La nouvelle nuit radiophonique à partir des années 1970 : la nuit de l’intime. C’est l’éclosion des programmes de dialogues nocturnes. Quelle préhistoire ? Ménie Grégoire au miro de RTL à partir de 1967 ; Madame Soleil à partir de 1970 sur Europe 1. Naissances : Ligne ouverte de Gonzague Saint-Bris, sur Europe 1, à partir de septembre 1975. Un succès. De quoi parle-t-on ? Quel profil des auditeurs ? L’émission est supprimée en 1980. Elle fait des émules. La naissance d’Allo Macha, le 5 avril 1977, une émission qui fait immédiatement impression. Lecture 2, p. 227, d’un article de Victoria Thérame publié dans Charlie-Hebdo. Autour d’Allô Macha (46 émissions ont été intégralement écoutées entre 1979 et 2006, regroupant 190 auditeurs). Voir le corpus des lettres conservées aux Archives nationales et étudiées pour la période 1986-1994 (p. 255). 

La nuit comme laboratoire d’expérimentations et de recherches radiophoniques. Les Choses de la nuit sur France Inter, un objet radiophonique à part (Jean-Charles Aschero, à partir de 1976 et pendant 20 ans, le week-end). Sur France Culture, De la nuit puis les Nuits magnétiques d’Alain Veinstein (à partir de janvier 1978). De quoi s’agit-il ? Quelle est la teneur de l’émission ? A coté de la nuit intime, la nuit festive et musicale (quelques voix), la nuit des pirates et des radios libres.

Vers l’extinction des voix de nuit. Un mouvement précoce ? Le recul des émissions en direct (exemple des Nuits de France Culture, à partir de 1985). Recompositions et renouvellements. La nuit adolescente. Bonsoir la planète, sur Sky Rock (décembre 1991) et Lovin’Fun sur Fun Radio (aout 1992, Difool et Le Doc). Nouveau dialogue de nuit sur Europe 1, avec La Libre Antenne de Caroline Dublanche (à partir de 1999). L’extinction des voix est somme toute récente.
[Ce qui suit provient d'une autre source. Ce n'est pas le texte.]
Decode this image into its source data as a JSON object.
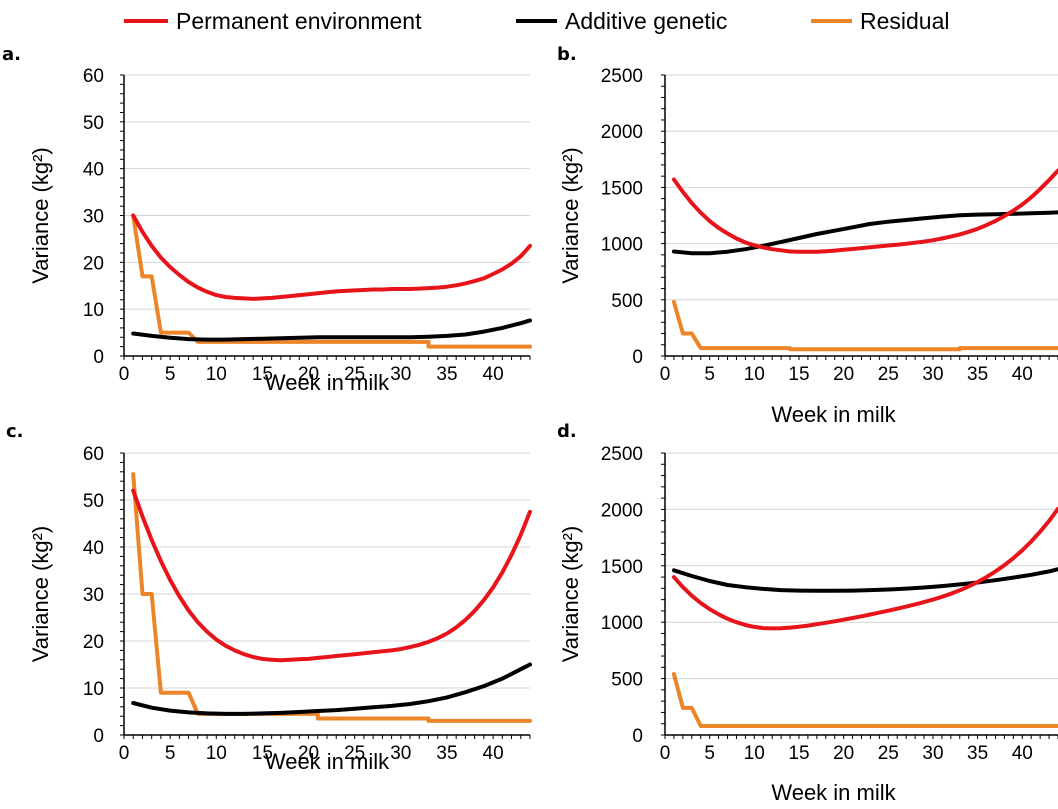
{
  "legend": [
    {
      "label": "Permanent environment",
      "color": "#e8141b"
    },
    {
      "label": "Additive genetic",
      "color": "#000000"
    },
    {
      "label": "Residual",
      "color": "#ec8527"
    }
  ],
  "chart_data": [
    {
      "type": "line",
      "panel": "a.",
      "xlabel": "Week in milk",
      "ylabel": "Variance (kg²)",
      "xlim": [
        0,
        44
      ],
      "ylim": [
        0,
        60
      ],
      "xticks": [
        0,
        5,
        10,
        15,
        20,
        25,
        30,
        35,
        40
      ],
      "yticks": [
        0,
        10,
        20,
        30,
        40,
        50,
        60
      ],
      "grid": true,
      "series": [
        {
          "name": "Permanent environment",
          "color": "#e8141b",
          "x": [
            1,
            2,
            3,
            4,
            5,
            6,
            7,
            8,
            9,
            10,
            11,
            12,
            13,
            14,
            15,
            16,
            17,
            18,
            19,
            20,
            21,
            22,
            23,
            24,
            25,
            26,
            27,
            28,
            29,
            30,
            31,
            32,
            33,
            34,
            35,
            36,
            37,
            38,
            39,
            40,
            41,
            42,
            43,
            44
          ],
          "y": [
            30,
            26.5,
            23.5,
            21,
            19,
            17.3,
            15.8,
            14.6,
            13.7,
            13,
            12.6,
            12.4,
            12.3,
            12.2,
            12.3,
            12.4,
            12.6,
            12.8,
            13,
            13.2,
            13.4,
            13.6,
            13.8,
            13.9,
            14,
            14.1,
            14.2,
            14.2,
            14.3,
            14.3,
            14.3,
            14.4,
            14.5,
            14.6,
            14.8,
            15.1,
            15.5,
            16,
            16.6,
            17.5,
            18.5,
            19.7,
            21.3,
            23.5
          ]
        },
        {
          "name": "Additive genetic",
          "color": "#000000",
          "x": [
            1,
            3,
            5,
            7,
            9,
            11,
            13,
            15,
            17,
            19,
            21,
            23,
            25,
            27,
            29,
            31,
            33,
            35,
            37,
            39,
            41,
            43,
            44
          ],
          "y": [
            4.8,
            4.3,
            3.9,
            3.6,
            3.5,
            3.5,
            3.6,
            3.7,
            3.8,
            3.9,
            4,
            4,
            4,
            4,
            4,
            4,
            4.1,
            4.3,
            4.6,
            5.2,
            6,
            7,
            7.6
          ]
        },
        {
          "name": "Residual",
          "color": "#ec8527",
          "x": [
            1,
            2,
            2,
            3,
            3,
            4,
            4,
            7,
            7,
            8,
            8,
            21,
            21,
            33,
            33,
            44
          ],
          "y": [
            30,
            17,
            17,
            17,
            17,
            5,
            5,
            5,
            5,
            3,
            3,
            3,
            3,
            3,
            2,
            2
          ]
        }
      ]
    },
    {
      "type": "line",
      "panel": "b.",
      "xlabel": "Week in milk",
      "ylabel": "Variance (kg²)",
      "xlim": [
        0,
        44
      ],
      "ylim": [
        0,
        2500
      ],
      "xticks": [
        0,
        5,
        10,
        15,
        20,
        25,
        30,
        35,
        40
      ],
      "yticks": [
        0,
        500,
        1000,
        1500,
        2000,
        2500
      ],
      "grid": true,
      "series": [
        {
          "name": "Permanent environment",
          "color": "#e8141b",
          "x": [
            1,
            2,
            3,
            4,
            5,
            6,
            7,
            8,
            9,
            10,
            11,
            12,
            13,
            14,
            15,
            16,
            17,
            18,
            19,
            20,
            21,
            22,
            23,
            24,
            25,
            26,
            27,
            28,
            29,
            30,
            31,
            32,
            33,
            34,
            35,
            36,
            37,
            38,
            39,
            40,
            41,
            42,
            43,
            44
          ],
          "y": [
            1570,
            1460,
            1360,
            1275,
            1200,
            1140,
            1090,
            1045,
            1010,
            985,
            965,
            950,
            940,
            930,
            928,
            927,
            928,
            932,
            938,
            945,
            952,
            960,
            968,
            975,
            983,
            990,
            998,
            1008,
            1018,
            1030,
            1045,
            1062,
            1082,
            1105,
            1132,
            1165,
            1202,
            1245,
            1293,
            1348,
            1412,
            1485,
            1565,
            1650
          ]
        },
        {
          "name": "Additive genetic",
          "color": "#000000",
          "x": [
            1,
            3,
            5,
            7,
            9,
            11,
            13,
            15,
            17,
            19,
            21,
            23,
            25,
            27,
            29,
            31,
            33,
            35,
            37,
            39,
            41,
            43,
            44
          ],
          "y": [
            930,
            915,
            915,
            928,
            950,
            980,
            1015,
            1050,
            1085,
            1115,
            1145,
            1175,
            1195,
            1210,
            1225,
            1240,
            1252,
            1258,
            1262,
            1265,
            1270,
            1275,
            1278
          ]
        },
        {
          "name": "Residual",
          "color": "#ec8527",
          "x": [
            1,
            2,
            2,
            3,
            3,
            4,
            4,
            14,
            14,
            33,
            33,
            44
          ],
          "y": [
            480,
            200,
            200,
            200,
            200,
            70,
            70,
            70,
            60,
            60,
            70,
            70
          ]
        }
      ]
    },
    {
      "type": "line",
      "panel": "c.",
      "xlabel": "Week in milk",
      "ylabel": "Variance (kg²)",
      "xlim": [
        0,
        44
      ],
      "ylim": [
        0,
        60
      ],
      "xticks": [
        0,
        5,
        10,
        15,
        20,
        25,
        30,
        35,
        40
      ],
      "yticks": [
        0,
        10,
        20,
        30,
        40,
        50,
        60
      ],
      "grid": true,
      "series": [
        {
          "name": "Permanent environment",
          "color": "#e8141b",
          "x": [
            1,
            2,
            3,
            4,
            5,
            6,
            7,
            8,
            9,
            10,
            11,
            12,
            13,
            14,
            15,
            16,
            17,
            18,
            19,
            20,
            21,
            22,
            23,
            24,
            25,
            26,
            27,
            28,
            29,
            30,
            31,
            32,
            33,
            34,
            35,
            36,
            37,
            38,
            39,
            40,
            41,
            42,
            43,
            44
          ],
          "y": [
            52,
            46.5,
            41.5,
            37,
            33,
            29.5,
            26.5,
            24,
            22,
            20.3,
            19,
            18,
            17.2,
            16.6,
            16.2,
            16,
            15.9,
            16,
            16.1,
            16.2,
            16.4,
            16.6,
            16.8,
            17,
            17.2,
            17.4,
            17.6,
            17.8,
            18,
            18.3,
            18.7,
            19.2,
            19.8,
            20.6,
            21.6,
            22.9,
            24.5,
            26.4,
            28.7,
            31.4,
            34.6,
            38.3,
            42.6,
            47.5
          ]
        },
        {
          "name": "Additive genetic",
          "color": "#000000",
          "x": [
            1,
            3,
            5,
            7,
            9,
            11,
            13,
            15,
            17,
            19,
            21,
            23,
            25,
            27,
            29,
            31,
            33,
            35,
            37,
            39,
            41,
            43,
            44
          ],
          "y": [
            6.8,
            5.8,
            5.2,
            4.8,
            4.6,
            4.5,
            4.5,
            4.6,
            4.7,
            4.9,
            5.1,
            5.3,
            5.6,
            5.9,
            6.2,
            6.6,
            7.2,
            8,
            9.1,
            10.4,
            12,
            14,
            15
          ]
        },
        {
          "name": "Residual",
          "color": "#ec8527",
          "x": [
            1,
            2,
            2,
            3,
            3,
            4,
            4,
            7,
            7,
            8,
            8,
            21,
            21,
            33,
            33,
            44
          ],
          "y": [
            55.5,
            30,
            30,
            30,
            30,
            9,
            9,
            9,
            9,
            4.5,
            4.5,
            4.5,
            3.5,
            3.5,
            3,
            3
          ]
        }
      ]
    },
    {
      "type": "line",
      "panel": "d.",
      "xlabel": "Week in milk",
      "ylabel": "Variance (kg²)",
      "xlim": [
        0,
        44
      ],
      "ylim": [
        0,
        2500
      ],
      "xticks": [
        0,
        5,
        10,
        15,
        20,
        25,
        30,
        35,
        40
      ],
      "yticks": [
        0,
        500,
        1000,
        1500,
        2000,
        2500
      ],
      "grid": true,
      "series": [
        {
          "name": "Permanent environment",
          "color": "#e8141b",
          "x": [
            1,
            2,
            3,
            4,
            5,
            6,
            7,
            8,
            9,
            10,
            11,
            12,
            13,
            14,
            15,
            16,
            17,
            18,
            19,
            20,
            21,
            22,
            23,
            24,
            25,
            26,
            27,
            28,
            29,
            30,
            31,
            32,
            33,
            34,
            35,
            36,
            37,
            38,
            39,
            40,
            41,
            42,
            43,
            44
          ],
          "y": [
            1400,
            1310,
            1235,
            1170,
            1115,
            1070,
            1030,
            1000,
            975,
            958,
            948,
            945,
            947,
            952,
            960,
            970,
            982,
            995,
            1008,
            1022,
            1037,
            1052,
            1068,
            1085,
            1102,
            1120,
            1138,
            1158,
            1178,
            1200,
            1225,
            1252,
            1283,
            1317,
            1356,
            1400,
            1450,
            1505,
            1567,
            1637,
            1715,
            1802,
            1898,
            2005
          ]
        },
        {
          "name": "Additive genetic",
          "color": "#000000",
          "x": [
            1,
            3,
            5,
            7,
            9,
            11,
            13,
            15,
            17,
            19,
            21,
            23,
            25,
            27,
            29,
            31,
            33,
            35,
            37,
            39,
            41,
            43,
            44
          ],
          "y": [
            1460,
            1410,
            1365,
            1330,
            1310,
            1295,
            1285,
            1280,
            1278,
            1278,
            1280,
            1285,
            1290,
            1298,
            1308,
            1320,
            1335,
            1352,
            1372,
            1395,
            1420,
            1450,
            1470
          ]
        },
        {
          "name": "Residual",
          "color": "#ec8527",
          "x": [
            1,
            2,
            2,
            3,
            3,
            4,
            4,
            44
          ],
          "y": [
            540,
            240,
            240,
            240,
            240,
            80,
            80,
            80
          ]
        }
      ]
    }
  ]
}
La fin du Pop Club (2005) et d’Allô Macha (2006) sur France Inter. La disparition des nuits de France Inter, en plusieurs étapes. Les derniers producteurs de nuits (quelques noms, Serge Le Vaillant, Sophie Loubière, Brigitte Palchine, etc.). Aujourd’hui, les rediffusions commencent à 23 h 10 sur France Inter du lundi au samedi, à minuit le dimanche. Comment l’expliquer ? Facteurs techniques, économiques, etc. Des voix dans la nuit : Georges Lang et Les Nocturnes, sur RTL depuis 1973 ; la nuit de l’intime sur RTL, avec Caroline Dublanche (depuis 2018) et sur Europe 1 (Olivier Delacroix et Sabine Marin). La nuit à la radio, c’est fini ? Épilogue. Une contribution à l’histoire des sensibilités du second XXe siècle.